What are MannKind's chances this time around? I'd say they're pretty good. The phase 3 results for Afrezza in treating both type 1 and type 2 diabetes were solid. While anything can (and sometimes does) happen with FDA decisions, my prediction is that the third time will prove to be the charm for MannKind.

2. Catch-up catalyst for Contrave
It won't be the third try for Orexigen Therapeutics (NASDAQ: OREX) to secure approval for Contrave, but it won't be the first, either. The FDA turned down the weight-loss drug in 2011 because of potential cardiovascular concerns. Orexigen needed to undergo a major multi-year study to address those issues. 

In the meantime, a couple of competitors beat Orexigen to market. Arena (ARNA) gained approval for Belviq in June 2012. Vivus (VVUS) wasn't far behind, with its obesity drug Qsymia getting the green light from the FDA the following month. However, Vivus actually emerged as the first to market while Arena waited on U.S. Drug Enforcement Administration scheduling for Belviq. 

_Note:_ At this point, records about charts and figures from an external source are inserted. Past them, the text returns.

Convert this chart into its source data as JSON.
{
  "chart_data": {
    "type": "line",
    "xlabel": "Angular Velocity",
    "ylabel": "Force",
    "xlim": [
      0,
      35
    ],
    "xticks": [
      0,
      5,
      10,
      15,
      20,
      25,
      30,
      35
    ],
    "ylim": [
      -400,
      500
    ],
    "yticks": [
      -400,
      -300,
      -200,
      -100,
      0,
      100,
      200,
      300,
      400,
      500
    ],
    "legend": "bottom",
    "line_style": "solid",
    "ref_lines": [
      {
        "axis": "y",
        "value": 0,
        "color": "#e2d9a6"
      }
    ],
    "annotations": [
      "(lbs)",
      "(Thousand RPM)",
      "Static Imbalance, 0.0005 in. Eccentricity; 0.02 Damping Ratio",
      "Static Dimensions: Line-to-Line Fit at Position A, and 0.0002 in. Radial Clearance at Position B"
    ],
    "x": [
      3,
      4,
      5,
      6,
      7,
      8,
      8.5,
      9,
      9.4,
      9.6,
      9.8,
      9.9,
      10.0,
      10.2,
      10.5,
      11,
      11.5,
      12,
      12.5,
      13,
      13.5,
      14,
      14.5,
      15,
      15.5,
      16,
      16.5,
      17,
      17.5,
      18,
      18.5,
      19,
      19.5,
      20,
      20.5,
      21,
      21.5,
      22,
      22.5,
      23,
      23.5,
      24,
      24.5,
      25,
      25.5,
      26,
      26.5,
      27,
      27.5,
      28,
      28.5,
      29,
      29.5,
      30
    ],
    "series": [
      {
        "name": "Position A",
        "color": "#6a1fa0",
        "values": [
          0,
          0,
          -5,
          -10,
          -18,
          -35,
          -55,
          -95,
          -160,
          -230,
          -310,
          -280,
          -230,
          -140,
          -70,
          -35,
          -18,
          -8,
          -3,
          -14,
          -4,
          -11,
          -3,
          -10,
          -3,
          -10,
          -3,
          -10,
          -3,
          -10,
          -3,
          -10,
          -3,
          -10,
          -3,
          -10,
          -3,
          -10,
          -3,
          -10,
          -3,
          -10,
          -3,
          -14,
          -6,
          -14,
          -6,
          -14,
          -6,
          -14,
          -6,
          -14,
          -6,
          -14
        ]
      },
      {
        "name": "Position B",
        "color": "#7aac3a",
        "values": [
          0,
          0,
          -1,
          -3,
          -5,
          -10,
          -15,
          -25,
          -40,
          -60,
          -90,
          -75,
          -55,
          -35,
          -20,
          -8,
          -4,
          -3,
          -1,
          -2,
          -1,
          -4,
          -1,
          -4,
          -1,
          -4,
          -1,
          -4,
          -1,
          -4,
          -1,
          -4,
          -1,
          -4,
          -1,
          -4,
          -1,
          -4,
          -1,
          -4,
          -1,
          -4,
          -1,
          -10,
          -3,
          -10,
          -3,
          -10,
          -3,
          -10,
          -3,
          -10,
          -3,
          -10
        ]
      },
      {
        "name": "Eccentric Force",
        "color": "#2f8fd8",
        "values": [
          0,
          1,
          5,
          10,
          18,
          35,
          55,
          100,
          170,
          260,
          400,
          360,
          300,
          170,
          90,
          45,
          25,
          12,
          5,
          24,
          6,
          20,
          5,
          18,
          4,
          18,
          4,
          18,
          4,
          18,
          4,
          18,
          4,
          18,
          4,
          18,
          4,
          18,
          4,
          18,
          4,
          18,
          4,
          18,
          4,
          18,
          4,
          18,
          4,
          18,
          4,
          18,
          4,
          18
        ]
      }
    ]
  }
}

The FDA's next decision about Contrave comes on or before June 10. There don't appear to be any significant reasons for concern over yet another rejection. Barring an unforeseen roadblock, expect Orexigen to enter the fray against Arena and Vivus in just a few months. 

3. Zoom or zap for Zerenex
Keryx Biopharmaceuticals (KERX) gets its first shot at FDA approval for Zerenex by June 7. The market clearly expects the chronic kidney disease, or CKD, drug to receive the green light: Keryx's shares have more than quintupled since phase 3 results were announced in early 2013.

Could investors be too enthusiastic about Zerenex's chances? Maybe -- but I don't think so. The clinical results from Keryx's late-stage study showed that Zerenex significantly reduced the phosphorus levels of dialysis patients with hyperphosphatemia, an elevated level of phosphates in the blood associated with end-stage renal disease, and presented no serious safety concerns. 

The upcoming FDA decision actually isn't the most important one for Keryx, though. The biotech announced positive mid-stage results in November for Zerenex in treating non-dialysis dependent CKD. Assuming regulatory approval can be ultimately obtained for this indication, Keryx could have a near-blockbuster drug on its hands.

Most prodigious pop?
A positive decision by the FDA should propel any of these three biotech stocks to higher ground. I suspect Keryx might experience the biggest pop, though.

No one will be surprised if Afrezza gains approval at long last. The bigger question for MannKind, though, is whether a strong partner can be found for commercialization of the inhaled insulin. Announcement of a partner would provide an even bigger catalyst for the plucky biotech, in my view.

Likewise, most observers probably expect Contrave to sail through the FDA's process. Orexigen, though, will have to prove that it can achieve success more dramatically and more quickly than its rivals Arena and Vivus. I think it can potentially do so, but only time will tell for sure.

For Keryx, there shouldn't be any big asterisks with a positive regulatory decision. I expect approval for the dialysis CKD indication will whet investors' appetites for the non-dialysis indication. One of the most important drivers for a stock is anticipation of the next big positive development. Keryx shareholders should view the next few months as a potential prelude to even greater heights.